Vitamin D

(asked on 27th February 2018) - View Source

Question to the Department of Health and Social Care:

To ask Her Majesty's Government, in the light of proposals to restrict access to prescription-based vitamin D maintenance, whether they will undertake a study into how such proposals might affect at-risk groups, as set out in NICE Guidelines 56-2, and in particular those in the at-risk groups on low or fixed incomes.


Answered by
Lord O'Shaughnessy Portrait
Lord O'Shaughnessy
This question was answered on 12th March 2018

NHS England undertook a study into how the proposals in the consultation Conditions for which over the counter items should not routinely be prescribed in primary care: A Consultation on guidance for CCGs might affect at-risk groups by accompanying the consultation with a full Equality and Health Inequalities Impact Assessment. The Impact Assessment, Equality and Health Inequalities – Full Analysis Form – Conditions for which over the counter items should not routinely be prescribed in primary care sets out how the proposals may affect groups protected by the Equality Act 2010 and those people on low income and ethnic minorities, including those at-risk groups, as set out in National Institute for Health and Care Excellence guidelines. Copies of the consultation and Impact Assessment are attached.

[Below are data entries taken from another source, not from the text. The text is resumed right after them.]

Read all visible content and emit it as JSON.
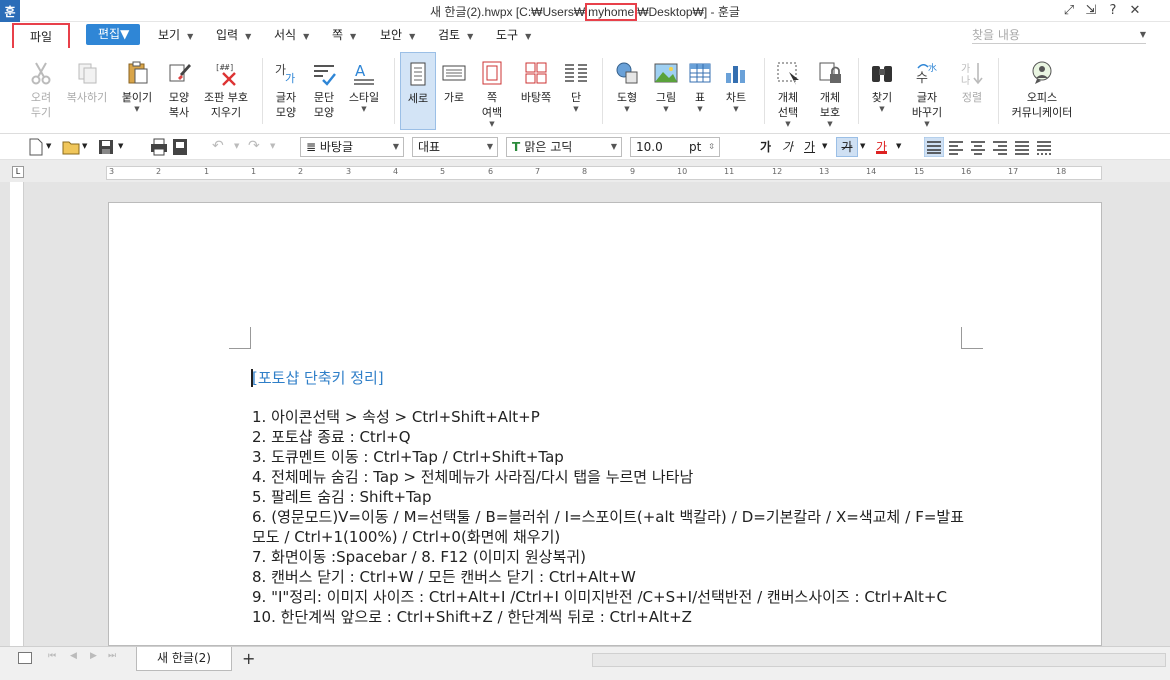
{
  "window": {
    "app_icon": "훈",
    "title_prefix": "새 한글(2).hwpx [C:₩Users₩",
    "title_user": "myhome",
    "title_suffix": "₩Desktop₩] - 훈글",
    "controls": {
      "fullscreen": "⤢",
      "minimize": "⇲",
      "help": "?",
      "close": "✕"
    }
  },
  "menubar": {
    "file": "파일",
    "edit": "편집",
    "items": [
      "보기",
      "입력",
      "서식",
      "쪽",
      "보안",
      "검토",
      "도구"
    ],
    "find_placeholder": "찾을 내용"
  },
  "ribbon": {
    "cut": [
      "오려",
      "두기"
    ],
    "copy": [
      "복사하기"
    ],
    "paste": [
      "붙이기"
    ],
    "format_copy": [
      "모양",
      "복사"
    ],
    "clear_marks": [
      "조판 부호",
      "지우기"
    ],
    "char_shape": [
      "글자",
      "모양"
    ],
    "para_shape": [
      "문단",
      "모양"
    ],
    "style": [
      "스타일"
    ],
    "portrait": [
      "세로"
    ],
    "landscape": [
      "가로"
    ],
    "page_margin": [
      "쪽",
      "여백"
    ],
    "multi_column": [
      "바탕쪽"
    ],
    "columns": [
      "단"
    ],
    "shape": [
      "도형"
    ],
    "image": [
      "그림"
    ],
    "table": [
      "표"
    ],
    "chart": [
      "차트"
    ],
    "object_select": [
      "개체",
      "선택"
    ],
    "object_protect": [
      "개체",
      "보호"
    ],
    "find": [
      "찾기"
    ],
    "replace": [
      "글자",
      "바꾸기"
    ],
    "sort": [
      "정렬"
    ],
    "office_community": [
      "오피스",
      "커뮤니케이터"
    ]
  },
  "toolbar": {
    "style_value": "바탕글",
    "lang_value": "대표",
    "font_value": "맑은 고딕",
    "size_value": "10.0",
    "size_unit": "pt",
    "bold": "가",
    "italic": "가",
    "underline": "가",
    "strike": "가",
    "color": "가"
  },
  "ruler": {
    "ticks": [
      "3",
      "2",
      "1",
      "1",
      "2",
      "3",
      "4",
      "5",
      "6",
      "7",
      "8",
      "9",
      "10",
      "11",
      "12",
      "13",
      "14",
      "15",
      "16",
      "17",
      "18"
    ]
  },
  "document": {
    "heading": "[포토샵 단축키 정리]",
    "lines": [
      "1. 아이콘선택 > 속성 > Ctrl+Shift+Alt+P",
      "2. 포토샵 종료 : Ctrl+Q",
      "3. 도큐멘트 이동 : Ctrl+Tap / Ctrl+Shift+Tap",
      "4. 전체메뉴 숨김 : Tap > 전체메뉴가 사라짐/다시 탭을 누르면 나타남",
      "5. 팔레트 숨김 : Shift+Tap",
      "6. (영문모드)V=이동 / M=선택툴 / B=블러쉬 / I=스포이트(+alt 백칼라) / D=기본칼라 / X=색교체 / F=발표모도 / Ctrl+1(100%) / Ctrl+0(화면에 채우기)",
      "7. 화면이동 :Spacebar / 8. F12 (이미지 원상복귀)",
      "8. 캔버스 닫기 : Ctrl+W / 모든 캔버스 닫기 : Ctrl+Alt+W",
      "9. \"I\"정리: 이미지 사이즈 : Ctrl+Alt+I /Ctrl+I 이미지반전 /C+S+I/선택반전 / 캔버스사이즈 : Ctrl+Alt+C",
      "10. 한단계씩 앞으로 : Ctrl+Shift+Z / 한단계씩 뒤로 : Ctrl+Alt+Z"
    ]
  },
  "statusbar": {
    "tab_label": "새 한글(2)",
    "add_tab": "+"
  },
  "colors": {
    "accent": "#2f86d6",
    "highlight_box": "#e8404a",
    "heading": "#2f7fc8"
  }
}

In the summer months most people should be able to get all the vitamin D they need from sunlight on the skin. It is also found in some foods – oily fish, red meat, liver, egg yolks and fortified foods – such as most fat spreads and some breakfast cereals.

The Advisory Committee on Borderline Substances states that vitamins and minerals should be prescribed only in the management of actual or potential vitamin or mineral deficiency, and are not to be prescribed as dietary supplements. We understand that NHS England’s current consultation is in line with this. Prescribing vitamin D for maintenance would be classed as a treatment for prevention or as a dietary supplement.